Now, when I get to a place like this where I have to have a specific anchor point, I can add my own anchor point by clicking. And then I'll move over here and I'll click again. And then as I go around a curve, I let the tool do it for me. Now, if I move too far away from this high contrast edge, sometimes this Tool will set down and anchor point that I don't want. The last anchor point is black. If I want to eliminate that anchor point, I'll tap the Backspace Key on my keyboard. And I move my mouse back, again not clicking.
When I get back toward the edge, and I don't have any stray anchor points, again I'll just move my cursor along this edge--not clicking, but letting it set down the anchor points-- and fasten the selection thread to those point. Here at this sharp corner, I'm going to click to set my own point. I'll click here to set a point. And when I get back to the beginning of my selection, if I see that small circle, I'll click once to end the selection; or if I don't see the small circle, I'll double-click. And that will close the selection. If I didn't get the result that I want, I would deselect and come down here and try to alter the Width, Contrast and Frequency options for this tool.
The Width option determines how far away from the edge I can be as I move my cursor around; increasing Width using more latitude. So, I might want to do that over on this side, but I would be awful careful around this side, so that I didn't accidentally select the letter I as well. Here I can tell the tool how much contrast an edge needs for it to set down anchor points. And I can use a Frequency Slider to increase or decrease the number of anchor points that are set down. The fewer the anchor points, the smoother a curved edge will be, but the less accurate it maybe.
So, now that I have a selection, let's do something with it.
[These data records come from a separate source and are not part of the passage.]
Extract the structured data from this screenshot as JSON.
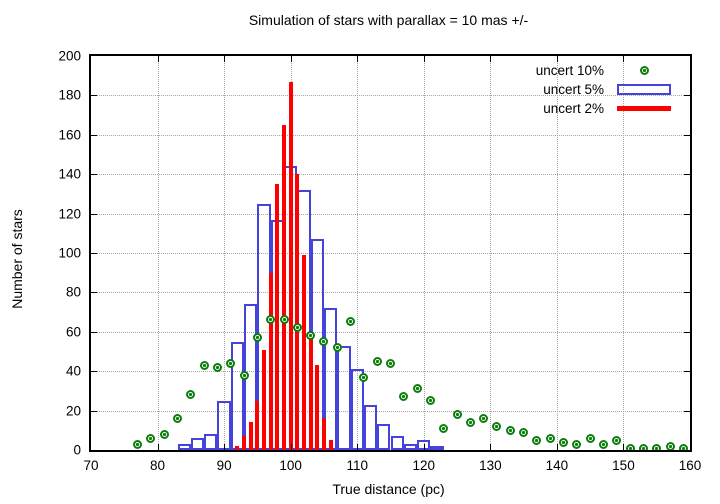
{
  "title": "Simulation of stars with parallax = 10 mas +/-",
  "axes": {
    "x_label": "True distance (pc)",
    "y_label": "Number of stars"
  },
  "legend": {
    "items": [
      {
        "label": "uncert 10%",
        "marker": "point",
        "color": "#0b7d0b"
      },
      {
        "label": "uncert 5%",
        "marker": "box",
        "color": "#4444dd"
      },
      {
        "label": "uncert 2%",
        "marker": "line",
        "color": "#ff0000"
      }
    ]
  },
  "chart_data": {
    "type": "bar",
    "title": "Simulation of stars with parallax = 10 mas +/-",
    "xlabel": "True distance (pc)",
    "ylabel": "Number of stars",
    "x_range": [
      70,
      160
    ],
    "y_range": [
      0,
      200
    ],
    "x_ticks": [
      70,
      80,
      90,
      100,
      110,
      120,
      130,
      140,
      150,
      160
    ],
    "y_ticks": [
      0,
      20,
      40,
      60,
      80,
      100,
      120,
      140,
      160,
      180,
      200
    ],
    "grid": true,
    "colors": {
      "red": "#ff0000",
      "blue": "#4444dd",
      "green": "#0b7d0b",
      "grid": "#a8a8a8",
      "axis": "#000000"
    },
    "series": [
      {
        "name": "uncert 10%",
        "type": "scatter",
        "color": "#0b7d0b",
        "x": [
          77,
          79,
          81,
          83,
          85,
          87,
          89,
          91,
          93,
          95,
          97,
          99,
          101,
          103,
          105,
          107,
          109,
          111,
          113,
          115,
          117,
          119,
          121,
          123,
          125,
          127,
          129,
          131,
          133,
          135,
          137,
          139,
          141,
          143,
          145,
          147,
          149,
          151,
          153,
          155,
          157,
          159,
          161
        ],
        "y": [
          3,
          6,
          8,
          16,
          28,
          43,
          42,
          44,
          38,
          57,
          66,
          66,
          62,
          58,
          55,
          52,
          65,
          37,
          45,
          44,
          27,
          31,
          25,
          11,
          18,
          14,
          16,
          12,
          10,
          9,
          5,
          6,
          4,
          3,
          6,
          3,
          5,
          1,
          1,
          1,
          2,
          1,
          1
        ]
      },
      {
        "name": "uncert 5%",
        "type": "histogram",
        "color": "#4444dd",
        "bin_start": 83,
        "bin_width": 2,
        "values": [
          3,
          6,
          8,
          25,
          55,
          74,
          125,
          117,
          144,
          132,
          107,
          72,
          53,
          41,
          23,
          13,
          7,
          3,
          5,
          2
        ]
      },
      {
        "name": "uncert 2%",
        "type": "histogram",
        "color": "#ff0000",
        "bar_centers": [
          92,
          93,
          94,
          95,
          96,
          97,
          98,
          99,
          100,
          101,
          102,
          103,
          104,
          105,
          106
        ],
        "values": [
          2,
          7,
          14,
          25,
          51,
          90,
          135,
          165,
          187,
          140,
          99,
          60,
          43,
          16,
          5
        ]
      }
    ]
  }
}
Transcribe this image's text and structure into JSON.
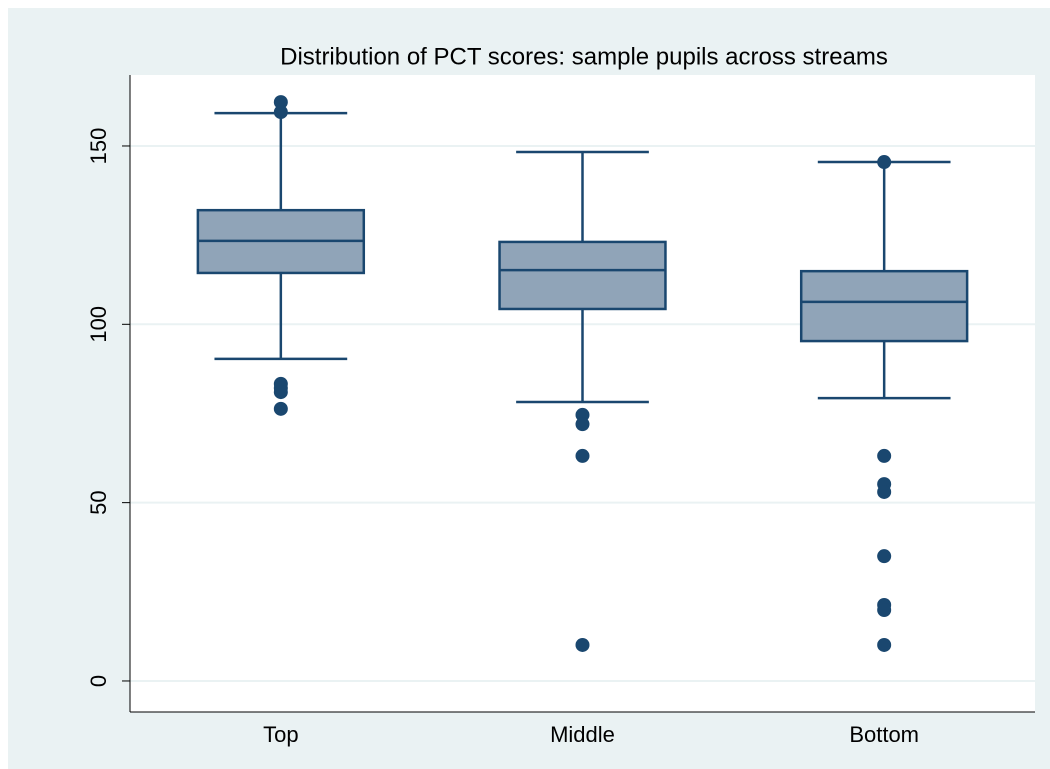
{
  "chart_data": {
    "type": "box",
    "title": "Distribution of PCT scores: sample pupils across streams",
    "categories": [
      "Top",
      "Middle",
      "Bottom"
    ],
    "boxes": [
      {
        "low": 90.3,
        "q1": 114.4,
        "median": 123.4,
        "q3": 132,
        "high": 159.2,
        "outliers": [
          162.3,
          159.5,
          83.3,
          82.1,
          81,
          76.3
        ]
      },
      {
        "low": 78.2,
        "q1": 104.3,
        "median": 115.2,
        "q3": 123.1,
        "high": 148.3,
        "outliers": [
          74.6,
          72,
          63.1,
          10.1
        ]
      },
      {
        "low": 79.3,
        "q1": 95.3,
        "median": 106.3,
        "q3": 114.9,
        "high": 145.5,
        "outliers": [
          145.5,
          63.1,
          55.2,
          53,
          35,
          21.3,
          19.9,
          10.1
        ]
      }
    ],
    "color": "#90a4b8",
    "line_color": "#1a476f",
    "ylim": [
      -8.7,
      169.9
    ],
    "yticks": [
      0,
      50,
      100,
      150
    ],
    "grid": true
  }
}
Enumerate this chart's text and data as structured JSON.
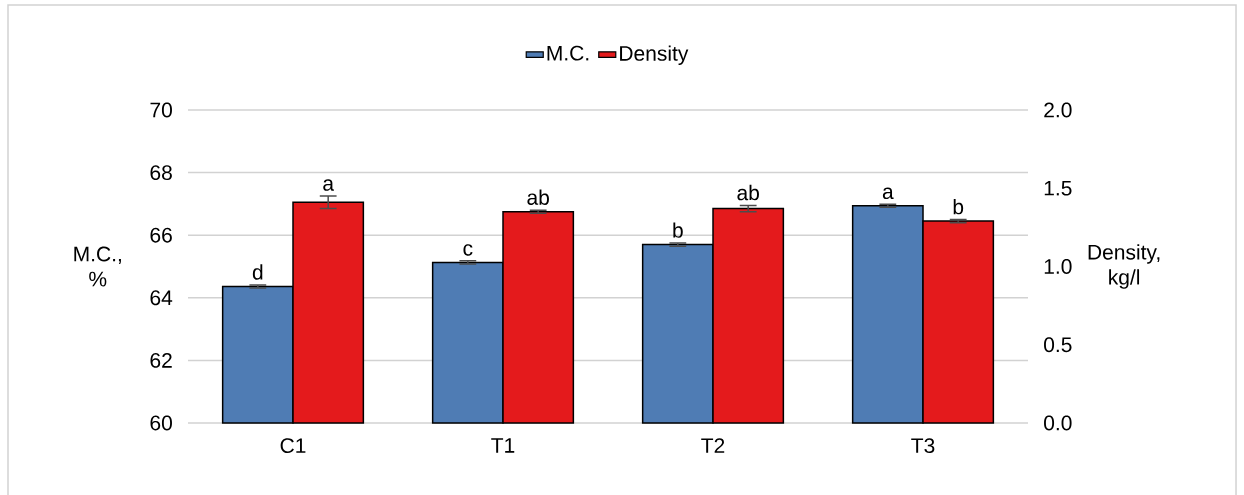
{
  "chart_data": {
    "type": "bar",
    "categories": [
      "C1",
      "T1",
      "T2",
      "T3"
    ],
    "series": [
      {
        "name": "M.C.",
        "color": "#4f7cb4",
        "values": [
          64.36,
          65.13,
          65.7,
          66.94
        ],
        "errors": [
          0.05,
          0.05,
          0.05,
          0.05
        ],
        "value_labels": [
          "d",
          "c",
          "b",
          "a"
        ]
      },
      {
        "name": "Density",
        "color": "#e41a1c",
        "axis": "y2",
        "values": [
          1.41,
          1.35,
          1.37,
          1.29
        ],
        "errors": [
          0.04,
          0.01,
          0.02,
          0.01
        ],
        "value_labels": [
          "a",
          "ab",
          "ab",
          "b"
        ]
      }
    ],
    "ylabel": "M.C., %",
    "y2label": "Density, kg/l",
    "ylim": [
      60,
      70
    ],
    "yticks": [
      60,
      62,
      64,
      66,
      68,
      70
    ],
    "y2lim": [
      0,
      2
    ],
    "y2ticks": [
      {
        "value": 0,
        "label": "0.0"
      },
      {
        "value": 0.5,
        "label": "0.5"
      },
      {
        "value": 1,
        "label": "1.0"
      },
      {
        "value": 1.5,
        "label": "1.5"
      },
      {
        "value": 2,
        "label": "2.0"
      }
    ],
    "grid": "y",
    "legend": "top"
  }
}
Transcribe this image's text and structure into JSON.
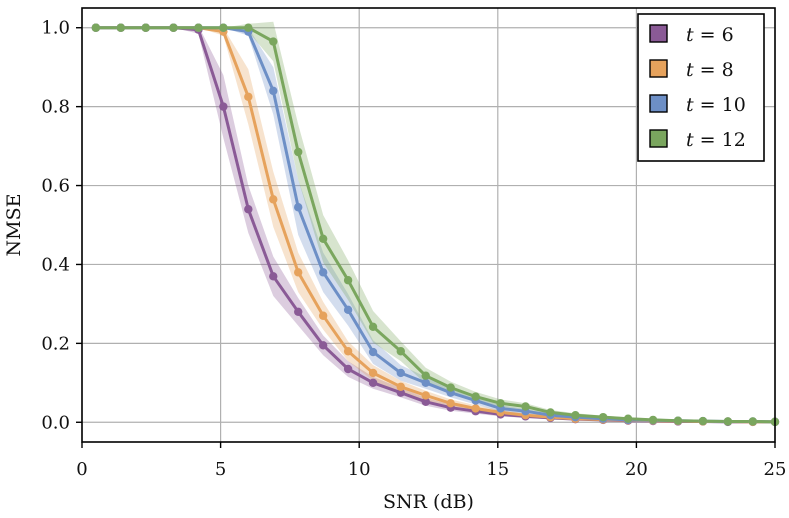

I'm going to go to the color chips at the bottom of the toolbar, and click the double-pointed arrow there to set the red as my background color. And then I'm going to get my Move tool. I'll move inside the bounding box that appears, and I'm just going to click-and- drag slightly to the right and up to move the selected black letter C. And then I'll deselect by pressing Ctrl+D, Command +D on a Mac. What moving the black C did is leave a space behind, and that space is filled with whatever color I happened to have in the Background chip in my toolbox.
So that gives me a little bit of a three-dimensional effect on this letter. And notice that softness at the edge of the black letter, and at the edge of the red space that's left behind. That was caused by just that slight increase in the Feather option that I used here with the Magnetic Lasso tool. So, that's a look at the three kinds of Lasso tools; the Magnetic Lasso for automatically making a selection along a high contrast edge; the Polygonal Lasso for making straight edge selections; and the free-form Regular Lasso.